The Chinese just experimentally demonstrated the theory of
quantum physics: some particles of light — photons — are “entangled” with one
another, and they behave in a way that shows their connection, even at great
distances. The Chinese have just managed to do this in outer space. What
happens to one photon here on earth happens to its entangled sister in the
satellite. There is some kind of sympathy, even though there is no apparent
connection and the photons are separated by great distances. Changes imposed on
the terrestrial photon happen also to the celestial one — simultaneously. Yet
there is no possibility for the transmission of information from one to the
other, by any means known to us. This strikes me as another way of saying that
everything is connected to everything else, in ways we do not yet understand: like
the mysterious connection Paul calls Spirit. In fact Einstein even called it “spooky action at a distance.” And it made him pretty uncomfortable.
St. Augustine would not have been uncomfortable, because he speculated
that the Holy Spirit is precisely the connection between Father and Son. Spirit
Is Connection, Life. Flesh Is separation, sin and death — all of which are
excluded from the Being of God, whose children we are invited to become by
adoption.
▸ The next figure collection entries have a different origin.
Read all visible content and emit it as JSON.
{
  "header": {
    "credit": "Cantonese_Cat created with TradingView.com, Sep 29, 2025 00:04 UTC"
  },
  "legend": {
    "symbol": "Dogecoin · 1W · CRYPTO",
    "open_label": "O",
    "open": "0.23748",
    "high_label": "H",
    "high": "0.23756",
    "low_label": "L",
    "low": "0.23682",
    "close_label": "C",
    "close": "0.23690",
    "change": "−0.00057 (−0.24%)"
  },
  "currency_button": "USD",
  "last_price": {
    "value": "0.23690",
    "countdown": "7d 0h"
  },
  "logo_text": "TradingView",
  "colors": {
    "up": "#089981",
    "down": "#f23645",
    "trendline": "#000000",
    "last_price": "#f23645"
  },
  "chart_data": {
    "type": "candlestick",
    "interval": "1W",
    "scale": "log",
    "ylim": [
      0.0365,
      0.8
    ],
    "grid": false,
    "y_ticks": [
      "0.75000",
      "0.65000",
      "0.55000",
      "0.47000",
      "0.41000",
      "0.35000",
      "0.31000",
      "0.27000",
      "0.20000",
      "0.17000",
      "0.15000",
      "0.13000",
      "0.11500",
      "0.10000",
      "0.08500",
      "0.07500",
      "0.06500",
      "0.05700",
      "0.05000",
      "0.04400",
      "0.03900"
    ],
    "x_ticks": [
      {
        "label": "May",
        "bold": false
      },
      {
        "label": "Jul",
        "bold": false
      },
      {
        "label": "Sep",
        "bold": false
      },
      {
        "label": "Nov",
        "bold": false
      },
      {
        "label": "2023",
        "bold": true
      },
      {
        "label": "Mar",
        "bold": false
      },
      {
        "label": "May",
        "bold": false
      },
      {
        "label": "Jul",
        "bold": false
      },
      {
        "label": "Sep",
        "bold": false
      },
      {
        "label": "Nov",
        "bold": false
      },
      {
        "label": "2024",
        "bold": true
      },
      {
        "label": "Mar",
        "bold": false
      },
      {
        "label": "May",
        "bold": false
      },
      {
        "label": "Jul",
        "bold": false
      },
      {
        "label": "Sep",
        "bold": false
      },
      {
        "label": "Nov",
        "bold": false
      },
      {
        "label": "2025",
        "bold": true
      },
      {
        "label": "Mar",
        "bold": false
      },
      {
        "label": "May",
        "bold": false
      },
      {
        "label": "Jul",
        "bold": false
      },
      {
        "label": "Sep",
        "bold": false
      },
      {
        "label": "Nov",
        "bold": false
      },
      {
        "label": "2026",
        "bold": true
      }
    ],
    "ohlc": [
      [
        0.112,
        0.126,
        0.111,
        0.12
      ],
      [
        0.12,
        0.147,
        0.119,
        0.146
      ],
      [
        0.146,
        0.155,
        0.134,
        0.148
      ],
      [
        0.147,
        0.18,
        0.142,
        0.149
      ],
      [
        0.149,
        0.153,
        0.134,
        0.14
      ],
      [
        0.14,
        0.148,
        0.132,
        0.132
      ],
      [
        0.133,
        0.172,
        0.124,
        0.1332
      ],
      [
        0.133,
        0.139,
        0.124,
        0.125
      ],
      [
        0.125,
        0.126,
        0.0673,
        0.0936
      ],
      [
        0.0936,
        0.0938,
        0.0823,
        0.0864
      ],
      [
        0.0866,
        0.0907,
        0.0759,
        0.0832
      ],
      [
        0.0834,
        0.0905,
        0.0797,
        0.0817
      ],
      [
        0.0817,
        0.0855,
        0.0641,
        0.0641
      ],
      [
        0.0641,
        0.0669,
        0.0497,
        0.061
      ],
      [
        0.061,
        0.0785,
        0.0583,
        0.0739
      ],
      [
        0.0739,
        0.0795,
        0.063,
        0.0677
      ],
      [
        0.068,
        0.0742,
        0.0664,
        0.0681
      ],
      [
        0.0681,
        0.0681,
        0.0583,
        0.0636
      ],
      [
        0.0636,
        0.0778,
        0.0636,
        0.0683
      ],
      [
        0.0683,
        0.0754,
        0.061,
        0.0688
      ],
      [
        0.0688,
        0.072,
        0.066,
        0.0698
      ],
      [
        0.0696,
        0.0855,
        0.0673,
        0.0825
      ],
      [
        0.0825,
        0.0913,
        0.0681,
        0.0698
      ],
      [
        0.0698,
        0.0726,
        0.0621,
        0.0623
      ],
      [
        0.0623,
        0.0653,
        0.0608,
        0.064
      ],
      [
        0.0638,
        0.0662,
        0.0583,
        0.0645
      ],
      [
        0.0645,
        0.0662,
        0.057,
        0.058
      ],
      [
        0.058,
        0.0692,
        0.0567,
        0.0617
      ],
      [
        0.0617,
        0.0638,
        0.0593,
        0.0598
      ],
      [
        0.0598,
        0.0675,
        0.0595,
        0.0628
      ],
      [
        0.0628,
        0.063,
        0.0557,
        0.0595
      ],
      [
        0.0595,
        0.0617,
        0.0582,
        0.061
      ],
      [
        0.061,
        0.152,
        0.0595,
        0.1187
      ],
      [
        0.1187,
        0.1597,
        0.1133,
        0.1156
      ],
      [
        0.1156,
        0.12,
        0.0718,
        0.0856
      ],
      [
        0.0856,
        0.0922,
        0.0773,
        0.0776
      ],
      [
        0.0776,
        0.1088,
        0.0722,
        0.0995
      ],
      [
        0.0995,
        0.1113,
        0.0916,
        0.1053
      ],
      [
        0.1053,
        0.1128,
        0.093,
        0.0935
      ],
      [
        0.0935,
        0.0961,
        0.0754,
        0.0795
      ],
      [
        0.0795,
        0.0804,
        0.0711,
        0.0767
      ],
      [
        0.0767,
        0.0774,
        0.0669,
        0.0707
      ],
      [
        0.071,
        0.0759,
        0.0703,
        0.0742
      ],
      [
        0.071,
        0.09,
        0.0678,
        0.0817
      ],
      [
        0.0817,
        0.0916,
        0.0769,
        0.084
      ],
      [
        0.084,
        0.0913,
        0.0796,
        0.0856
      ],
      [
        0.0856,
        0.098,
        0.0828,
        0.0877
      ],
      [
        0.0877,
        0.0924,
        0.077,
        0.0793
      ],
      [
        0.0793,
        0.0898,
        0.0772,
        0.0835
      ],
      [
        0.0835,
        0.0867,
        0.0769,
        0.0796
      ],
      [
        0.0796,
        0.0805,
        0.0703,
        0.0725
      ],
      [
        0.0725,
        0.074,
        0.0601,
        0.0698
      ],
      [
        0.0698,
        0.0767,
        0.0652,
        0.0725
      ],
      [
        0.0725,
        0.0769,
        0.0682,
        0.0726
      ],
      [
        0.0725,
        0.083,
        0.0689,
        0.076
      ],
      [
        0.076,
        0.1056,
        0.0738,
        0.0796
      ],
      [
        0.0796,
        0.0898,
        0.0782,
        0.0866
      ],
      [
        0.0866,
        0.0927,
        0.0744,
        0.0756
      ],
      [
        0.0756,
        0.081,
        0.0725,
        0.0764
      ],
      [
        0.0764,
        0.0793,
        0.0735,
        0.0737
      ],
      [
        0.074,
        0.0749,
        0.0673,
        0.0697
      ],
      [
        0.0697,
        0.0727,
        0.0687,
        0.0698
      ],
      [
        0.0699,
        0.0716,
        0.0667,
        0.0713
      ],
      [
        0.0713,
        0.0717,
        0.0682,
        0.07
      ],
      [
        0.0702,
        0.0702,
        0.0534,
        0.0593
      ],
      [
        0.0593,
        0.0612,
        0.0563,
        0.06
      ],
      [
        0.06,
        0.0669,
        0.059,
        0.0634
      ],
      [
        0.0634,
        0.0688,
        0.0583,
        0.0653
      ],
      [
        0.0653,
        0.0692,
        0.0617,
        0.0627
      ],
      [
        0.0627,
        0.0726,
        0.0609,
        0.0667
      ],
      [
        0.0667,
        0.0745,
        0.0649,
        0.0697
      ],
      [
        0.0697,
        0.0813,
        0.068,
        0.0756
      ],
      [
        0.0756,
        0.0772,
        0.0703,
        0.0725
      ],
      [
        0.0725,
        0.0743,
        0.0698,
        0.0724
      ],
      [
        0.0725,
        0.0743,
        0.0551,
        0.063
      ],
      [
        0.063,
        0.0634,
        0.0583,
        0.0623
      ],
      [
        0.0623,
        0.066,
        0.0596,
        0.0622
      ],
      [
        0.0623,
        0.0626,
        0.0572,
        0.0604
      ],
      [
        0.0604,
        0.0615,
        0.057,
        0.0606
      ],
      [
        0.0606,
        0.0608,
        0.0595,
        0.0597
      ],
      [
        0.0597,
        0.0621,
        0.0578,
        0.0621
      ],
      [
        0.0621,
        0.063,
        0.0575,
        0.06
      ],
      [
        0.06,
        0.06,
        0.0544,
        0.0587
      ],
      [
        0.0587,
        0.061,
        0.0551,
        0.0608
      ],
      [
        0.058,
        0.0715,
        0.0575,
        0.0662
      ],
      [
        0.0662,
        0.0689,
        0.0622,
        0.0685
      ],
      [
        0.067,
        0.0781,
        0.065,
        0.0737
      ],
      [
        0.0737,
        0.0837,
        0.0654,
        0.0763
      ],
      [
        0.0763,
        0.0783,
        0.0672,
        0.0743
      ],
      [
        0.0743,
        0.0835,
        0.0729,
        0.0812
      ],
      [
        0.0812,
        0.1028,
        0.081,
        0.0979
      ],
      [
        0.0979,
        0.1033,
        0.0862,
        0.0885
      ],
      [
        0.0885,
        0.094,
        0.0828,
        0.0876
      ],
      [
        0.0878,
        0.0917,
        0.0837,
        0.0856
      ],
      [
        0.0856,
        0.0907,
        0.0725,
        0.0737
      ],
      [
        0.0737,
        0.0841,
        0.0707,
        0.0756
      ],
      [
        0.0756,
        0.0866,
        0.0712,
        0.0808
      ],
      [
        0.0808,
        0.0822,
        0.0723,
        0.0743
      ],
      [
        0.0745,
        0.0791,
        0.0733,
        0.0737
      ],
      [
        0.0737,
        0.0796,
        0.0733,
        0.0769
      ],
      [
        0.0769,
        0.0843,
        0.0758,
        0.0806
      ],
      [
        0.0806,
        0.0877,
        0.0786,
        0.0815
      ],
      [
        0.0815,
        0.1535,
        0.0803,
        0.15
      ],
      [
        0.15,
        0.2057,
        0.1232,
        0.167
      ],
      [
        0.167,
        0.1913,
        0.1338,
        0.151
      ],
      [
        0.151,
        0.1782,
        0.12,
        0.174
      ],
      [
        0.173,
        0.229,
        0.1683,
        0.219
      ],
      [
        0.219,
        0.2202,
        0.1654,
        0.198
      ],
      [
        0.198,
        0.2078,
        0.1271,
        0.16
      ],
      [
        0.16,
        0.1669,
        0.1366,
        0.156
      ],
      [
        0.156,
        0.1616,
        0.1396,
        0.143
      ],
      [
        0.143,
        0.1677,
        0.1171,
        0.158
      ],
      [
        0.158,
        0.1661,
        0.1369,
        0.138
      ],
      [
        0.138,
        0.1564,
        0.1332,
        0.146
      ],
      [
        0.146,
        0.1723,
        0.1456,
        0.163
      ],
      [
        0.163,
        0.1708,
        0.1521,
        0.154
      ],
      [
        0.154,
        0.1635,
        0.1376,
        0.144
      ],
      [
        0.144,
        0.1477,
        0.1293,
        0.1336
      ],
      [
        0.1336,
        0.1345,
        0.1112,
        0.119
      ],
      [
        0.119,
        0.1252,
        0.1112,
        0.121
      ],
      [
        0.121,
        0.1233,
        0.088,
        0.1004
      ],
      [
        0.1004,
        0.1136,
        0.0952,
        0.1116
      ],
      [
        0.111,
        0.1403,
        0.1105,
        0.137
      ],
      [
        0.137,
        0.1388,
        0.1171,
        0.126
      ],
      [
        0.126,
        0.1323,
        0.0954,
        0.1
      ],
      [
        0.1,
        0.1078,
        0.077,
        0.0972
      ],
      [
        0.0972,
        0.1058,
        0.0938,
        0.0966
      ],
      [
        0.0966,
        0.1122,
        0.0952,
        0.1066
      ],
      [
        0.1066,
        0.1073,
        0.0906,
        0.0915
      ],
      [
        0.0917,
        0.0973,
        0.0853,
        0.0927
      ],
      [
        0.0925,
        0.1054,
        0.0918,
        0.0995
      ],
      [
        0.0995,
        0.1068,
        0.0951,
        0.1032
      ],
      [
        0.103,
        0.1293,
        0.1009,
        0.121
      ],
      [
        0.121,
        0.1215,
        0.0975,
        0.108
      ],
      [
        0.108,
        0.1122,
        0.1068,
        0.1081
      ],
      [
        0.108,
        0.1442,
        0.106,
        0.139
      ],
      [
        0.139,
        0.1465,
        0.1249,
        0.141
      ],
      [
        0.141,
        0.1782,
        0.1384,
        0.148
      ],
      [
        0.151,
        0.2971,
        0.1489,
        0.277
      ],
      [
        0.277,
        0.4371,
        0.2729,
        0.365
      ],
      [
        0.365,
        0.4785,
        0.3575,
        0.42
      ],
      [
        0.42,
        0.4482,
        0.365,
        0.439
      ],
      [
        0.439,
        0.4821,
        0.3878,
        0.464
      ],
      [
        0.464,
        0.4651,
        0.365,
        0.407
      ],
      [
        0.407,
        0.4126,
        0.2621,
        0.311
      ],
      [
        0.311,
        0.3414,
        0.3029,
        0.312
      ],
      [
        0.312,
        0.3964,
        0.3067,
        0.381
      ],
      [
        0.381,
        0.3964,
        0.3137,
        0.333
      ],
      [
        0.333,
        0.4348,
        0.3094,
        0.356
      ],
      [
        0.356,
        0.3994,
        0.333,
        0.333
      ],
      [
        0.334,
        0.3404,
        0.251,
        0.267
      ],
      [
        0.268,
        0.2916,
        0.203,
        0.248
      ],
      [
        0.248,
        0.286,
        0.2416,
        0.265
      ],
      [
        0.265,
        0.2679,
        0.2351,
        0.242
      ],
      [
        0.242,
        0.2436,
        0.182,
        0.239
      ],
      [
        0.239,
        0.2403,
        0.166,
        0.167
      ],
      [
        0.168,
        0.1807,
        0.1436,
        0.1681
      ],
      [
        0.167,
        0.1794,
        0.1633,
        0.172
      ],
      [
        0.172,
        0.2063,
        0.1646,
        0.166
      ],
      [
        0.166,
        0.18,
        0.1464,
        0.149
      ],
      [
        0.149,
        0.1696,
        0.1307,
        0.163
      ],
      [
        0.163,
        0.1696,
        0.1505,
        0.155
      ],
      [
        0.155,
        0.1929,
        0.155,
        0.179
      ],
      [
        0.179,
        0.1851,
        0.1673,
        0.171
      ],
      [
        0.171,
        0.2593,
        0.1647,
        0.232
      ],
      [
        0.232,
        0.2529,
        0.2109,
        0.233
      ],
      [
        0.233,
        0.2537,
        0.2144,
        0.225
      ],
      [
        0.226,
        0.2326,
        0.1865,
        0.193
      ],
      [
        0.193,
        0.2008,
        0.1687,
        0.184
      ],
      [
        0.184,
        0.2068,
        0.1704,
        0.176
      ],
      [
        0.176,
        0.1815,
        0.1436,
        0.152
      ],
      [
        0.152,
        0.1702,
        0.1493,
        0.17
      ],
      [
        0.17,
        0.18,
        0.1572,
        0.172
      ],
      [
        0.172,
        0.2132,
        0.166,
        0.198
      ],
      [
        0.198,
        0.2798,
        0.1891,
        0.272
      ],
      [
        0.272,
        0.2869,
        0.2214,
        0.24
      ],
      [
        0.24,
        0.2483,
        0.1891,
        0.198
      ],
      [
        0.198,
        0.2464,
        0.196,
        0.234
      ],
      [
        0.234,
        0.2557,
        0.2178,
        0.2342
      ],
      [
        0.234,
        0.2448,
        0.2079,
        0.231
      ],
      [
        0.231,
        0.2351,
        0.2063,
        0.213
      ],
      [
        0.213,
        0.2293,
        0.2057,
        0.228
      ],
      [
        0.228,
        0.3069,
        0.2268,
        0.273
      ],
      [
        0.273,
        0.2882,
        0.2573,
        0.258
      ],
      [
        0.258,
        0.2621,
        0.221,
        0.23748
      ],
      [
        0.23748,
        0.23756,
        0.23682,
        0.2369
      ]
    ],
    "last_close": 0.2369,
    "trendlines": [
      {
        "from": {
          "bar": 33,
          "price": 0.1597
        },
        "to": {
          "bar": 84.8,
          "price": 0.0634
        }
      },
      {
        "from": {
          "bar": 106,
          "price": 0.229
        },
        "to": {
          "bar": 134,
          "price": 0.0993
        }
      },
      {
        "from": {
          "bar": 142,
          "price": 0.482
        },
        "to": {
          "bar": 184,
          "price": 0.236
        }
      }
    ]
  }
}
Whatever matter is, whatever the cosmos is, everything is connected
to everything else, eagerly longing for the revealing
of the children of God — that is for
creation’s own consciousness, ourselves — to realize
the fulness of “the freedom of the glory of the children of God…
[and]our adoption, the redemption of our
bodies.”
The weeds are the illusion of separation. from which we suffer,
just as the good grain has to grow — for a time — with the weeds. But at the
end of time — that is when time has fulfilled its
purpose — in what scripture calls the fulness of time – separation will
disappear into its essential nothingness. As the Communion of the Holy Spirit
is revealed to encompasses all creation — ta
panta — in glory, then the righteous
will shine like the sun in the Kingdom of their Father.